In such works, the fact that the medium is closed ("non-social") is part of the point, since the whole fun is in doing something by manipulating the world’s pre-given signifiers. But it’s also important that this form of creativity represents a subculture of amateur production ("non-art") -- it’s a fan-oriented phenomenon, existing at a reflected second remove from mass culture.
SYMBOLIC CLOSURE
With this, we have arrived at a basic state of symbolic completeness, at least with respect to our original pair of "art and social media." But what does it mean to consider "art mods" as the counterpoint to "social media art"? In fact, the existence of the former does offer the unconscious truth of the whole "social media art" discussion, helping to explain the exaggerated art-world investment in it.

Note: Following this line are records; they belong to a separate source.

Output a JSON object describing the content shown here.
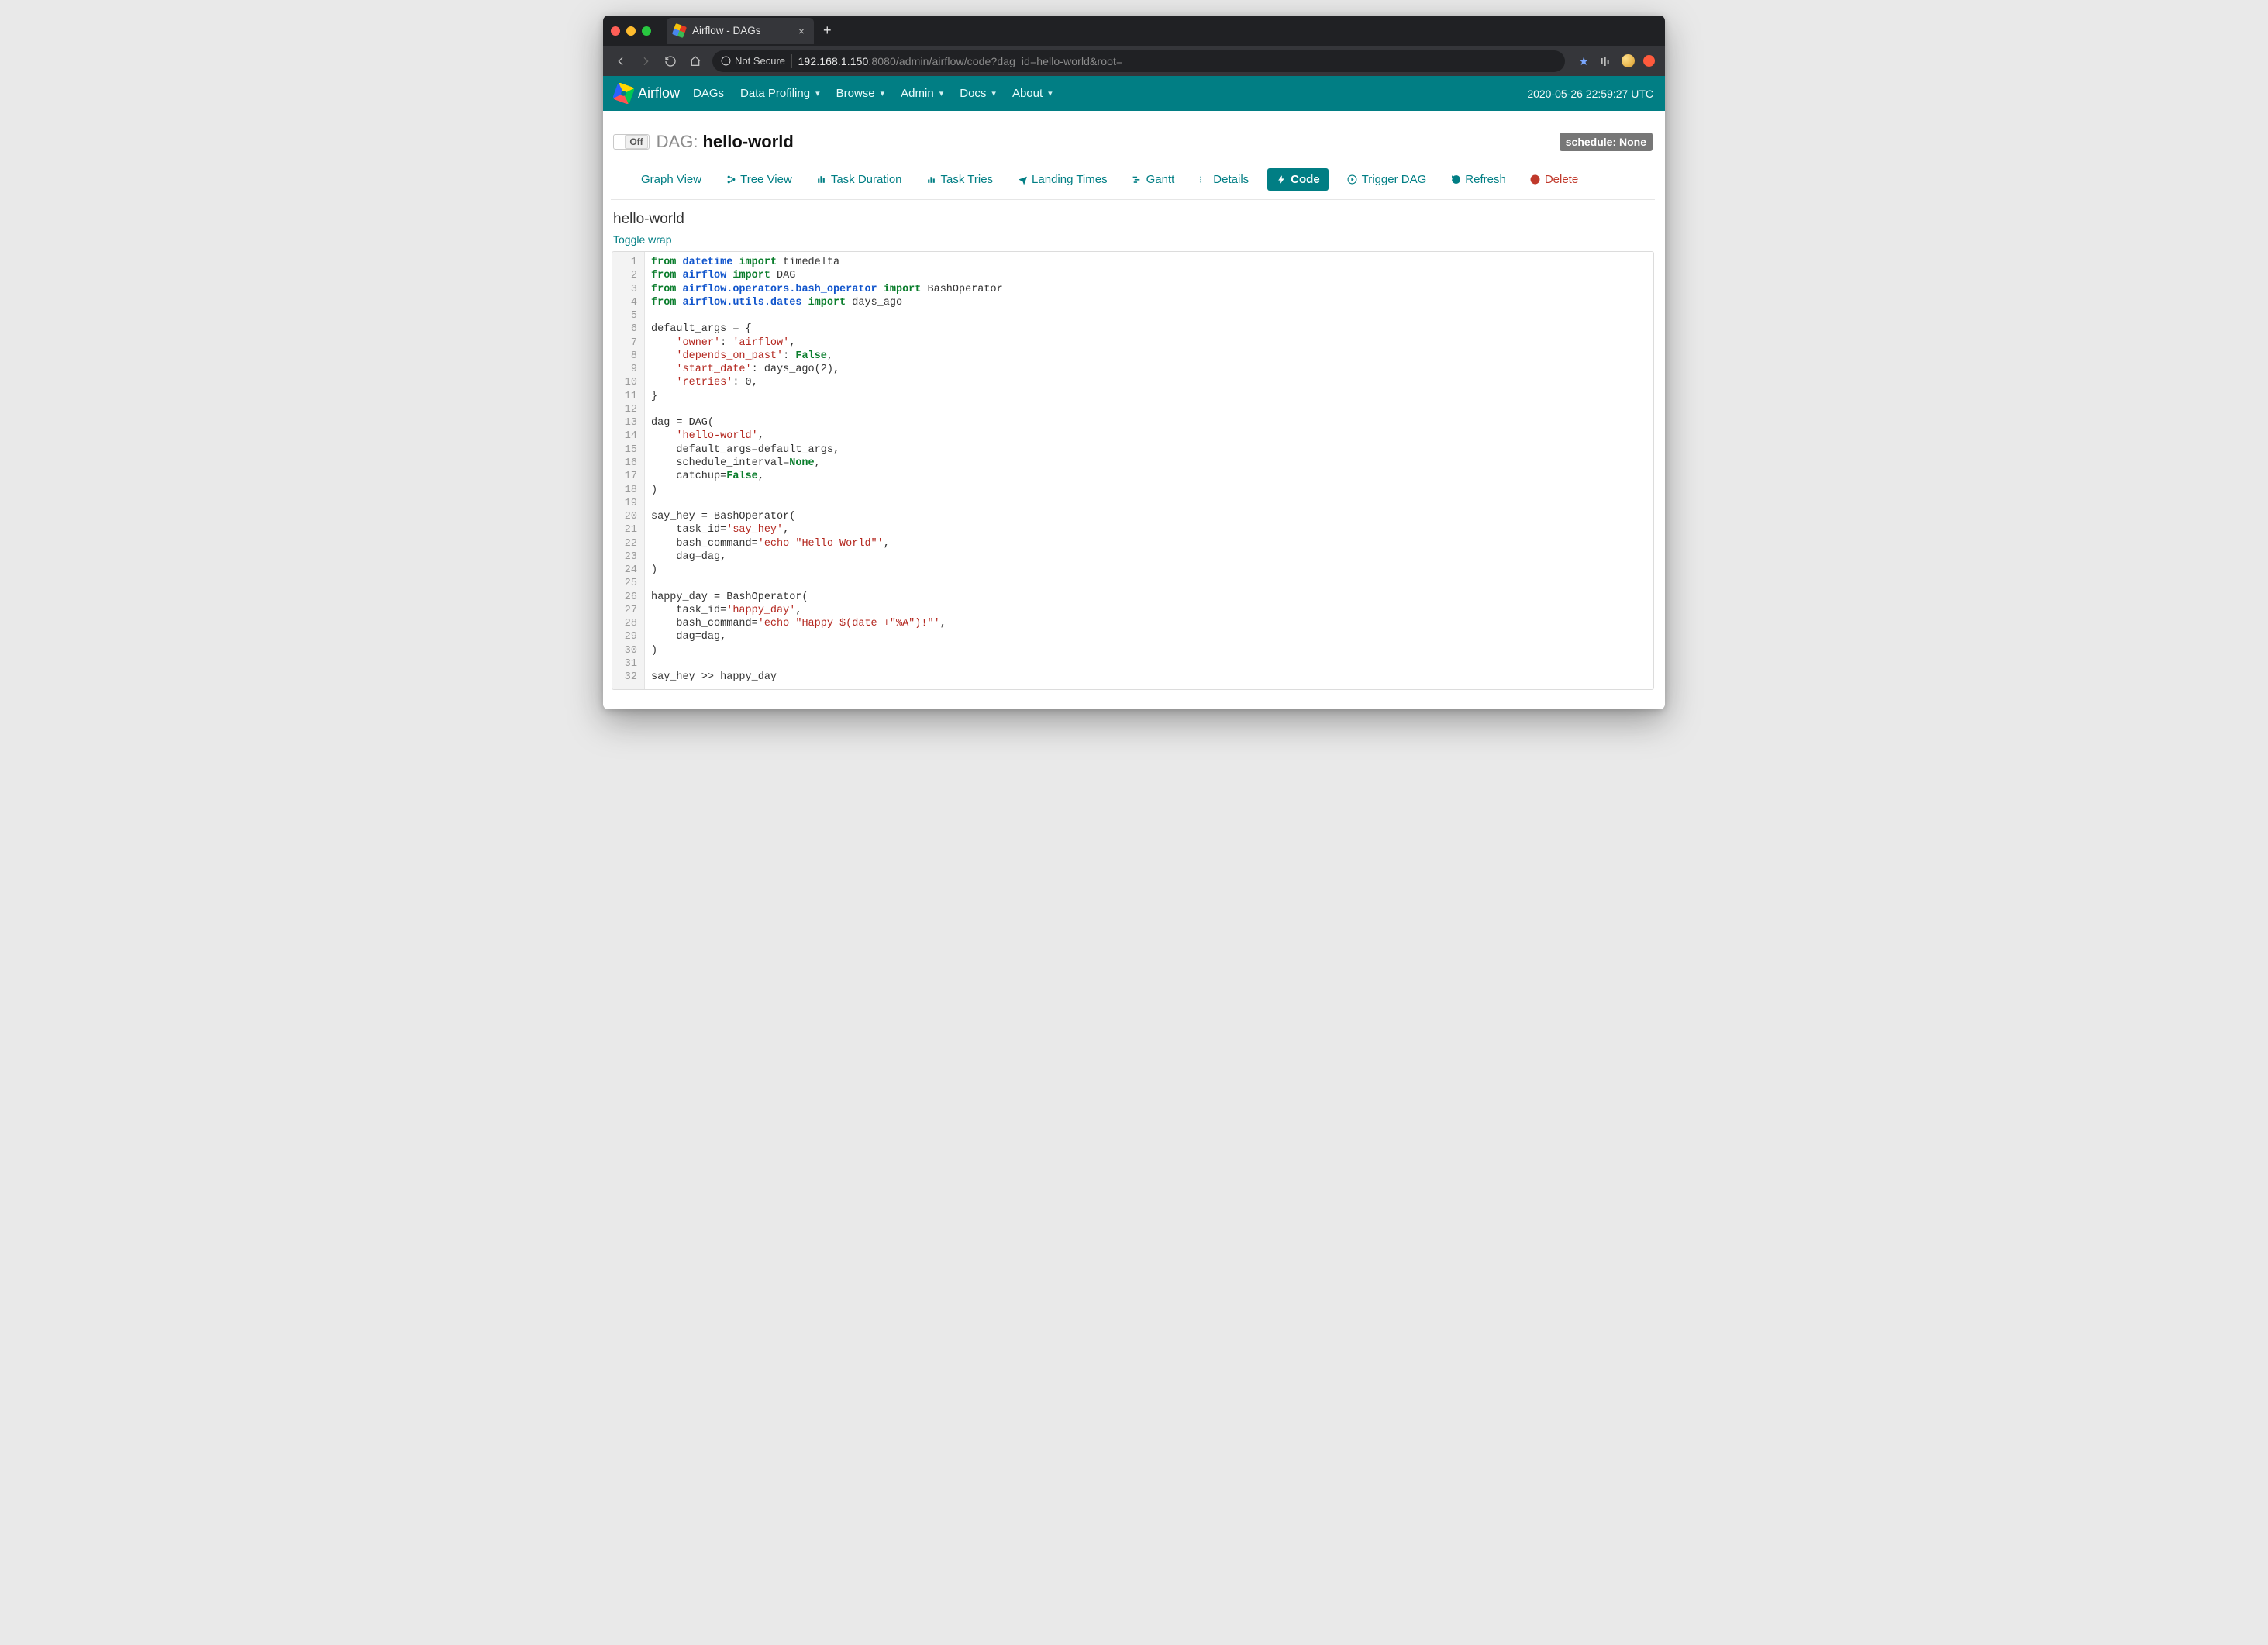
{
  "browser": {
    "tab_title": "Airflow - DAGs",
    "security_label": "Not Secure",
    "url_host": "192.168.1.150",
    "url_port_path": ":8080/admin/airflow/code?dag_id=hello-world&root="
  },
  "navbar": {
    "brand": "Airflow",
    "items": [
      "DAGs",
      "Data Profiling",
      "Browse",
      "Admin",
      "Docs",
      "About"
    ],
    "has_caret": [
      false,
      true,
      true,
      true,
      true,
      true
    ],
    "clock": "2020-05-26 22:59:27 UTC"
  },
  "header": {
    "toggle_off": "Off",
    "label": "DAG:",
    "dag_name": "hello-world",
    "schedule_badge": "schedule: None"
  },
  "tabs": [
    {
      "label": "Graph View",
      "icon": "asterisk-icon"
    },
    {
      "label": "Tree View",
      "icon": "tree-icon"
    },
    {
      "label": "Task Duration",
      "icon": "bar-chart-icon"
    },
    {
      "label": "Task Tries",
      "icon": "retry-chart-icon"
    },
    {
      "label": "Landing Times",
      "icon": "plane-icon"
    },
    {
      "label": "Gantt",
      "icon": "gantt-icon"
    },
    {
      "label": "Details",
      "icon": "list-icon"
    },
    {
      "label": "Code",
      "icon": "bolt-icon",
      "active": true
    },
    {
      "label": "Trigger DAG",
      "icon": "play-circle-icon"
    },
    {
      "label": "Refresh",
      "icon": "refresh-icon"
    },
    {
      "label": "Delete",
      "icon": "trash-icon",
      "danger": true
    }
  ],
  "section": {
    "title": "hello-world",
    "toggle_wrap": "Toggle wrap"
  },
  "code": {
    "line_count": 32,
    "raw": "from datetime import timedelta\nfrom airflow import DAG\nfrom airflow.operators.bash_operator import BashOperator\nfrom airflow.utils.dates import days_ago\n\ndefault_args = {\n    'owner': 'airflow',\n    'depends_on_past': False,\n    'start_date': days_ago(2),\n    'retries': 0,\n}\n\ndag = DAG(\n    'hello-world',\n    default_args=default_args,\n    schedule_interval=None,\n    catchup=False,\n)\n\nsay_hey = BashOperator(\n    task_id='say_hey',\n    bash_command='echo \"Hello World\"',\n    dag=dag,\n)\n\nhappy_day = BashOperator(\n    task_id='happy_day',\n    bash_command='echo \"Happy $(date +\"%A\")!\"',\n    dag=dag,\n)\n\nsay_hey >> happy_day"
  }
}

"Contemporary art" defines itself as a special sphere, not just different but better -- more sophisticated and smarter -- than other media phenomenon. The problem with this self-image is that the contemporary world is ruled by technologies that are vastly more technically sophisticated than anything within reach of the conventional art world -- a vast gulf separates what is taught at the most sophisticated art school from what is taught in the most basic computer engineering class.
Generally, the art world either responds to this by retreating to art-historical tradition and ceding the field, or engaging with technology in an ironic, deliberately primitive or critical way, in order to carve out its own intellectual space in relation to it, and project a purpose. The sincerity -- the nerdiness, really -- of "art mods," as manifestations of a subculture truly invested with inhabiting the language of tech phenomena from within, as a fan, stands for everything typically arch art-world explorations of technology are not.

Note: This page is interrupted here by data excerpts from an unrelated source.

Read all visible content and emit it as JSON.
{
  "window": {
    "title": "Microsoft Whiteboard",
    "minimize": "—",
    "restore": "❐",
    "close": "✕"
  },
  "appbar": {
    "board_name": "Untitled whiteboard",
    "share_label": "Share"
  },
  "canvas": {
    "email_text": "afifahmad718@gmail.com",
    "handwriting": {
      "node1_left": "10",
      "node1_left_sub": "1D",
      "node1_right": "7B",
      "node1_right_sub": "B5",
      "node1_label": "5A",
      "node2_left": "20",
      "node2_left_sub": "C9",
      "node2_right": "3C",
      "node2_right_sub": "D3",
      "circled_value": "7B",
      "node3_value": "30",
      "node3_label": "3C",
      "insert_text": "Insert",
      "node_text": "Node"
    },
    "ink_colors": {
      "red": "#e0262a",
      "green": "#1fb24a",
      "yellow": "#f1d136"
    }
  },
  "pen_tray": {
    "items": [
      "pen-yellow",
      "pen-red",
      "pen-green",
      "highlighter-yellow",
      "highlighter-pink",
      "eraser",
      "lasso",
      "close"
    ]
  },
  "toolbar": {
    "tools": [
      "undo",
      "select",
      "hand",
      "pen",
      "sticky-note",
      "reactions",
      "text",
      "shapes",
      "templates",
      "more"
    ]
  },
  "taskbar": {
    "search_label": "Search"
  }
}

What is the promise of "social media art"? It allows contemporary artists to tap easily into a vein of technological excitement, puts them on the same plane as everyone else, and offers a space hospitable to gestures already familiar from "relational esthetics" art. In this sense, our complex term, "art that uses social networks" offers an imaginary resolution for the contradiction of the visual arts in a world ruled by technology whose sophistication and complexity transcends them.
OUTSIDE THE BOX
The Semiotic Square has served us here a way of carving out some initial boundaries, distinctions and points of reference, and of pointing out tensions and affinities between a variety of phenomenon. It’s worth noting, however, that for the purposes of real analysis, such a structure does not by any means exhaust the meaning of a given creative gesture, which may well draw on all kinds of other material. (Greimas: "nothing permits us to assert that a semiotic manifestation is dependent on only one system at a time.")
Indeed, the fact that the device is as clarifying as it is with regard to present-day "social media art" is probably the result of the formative state of the field. Present discourse is primitive enough that the opposition between the two terms is still itself the primary content of many of the artworks produced under the banner of "social media art" -- the thrill of the trendy new association is the primary interest of the works.
In this sense, our Square is not a map of absolute possibilities. It is a map of different possibilities to be explored and exhausted. It is not a frame to think within. It is a box that needs to be escaped.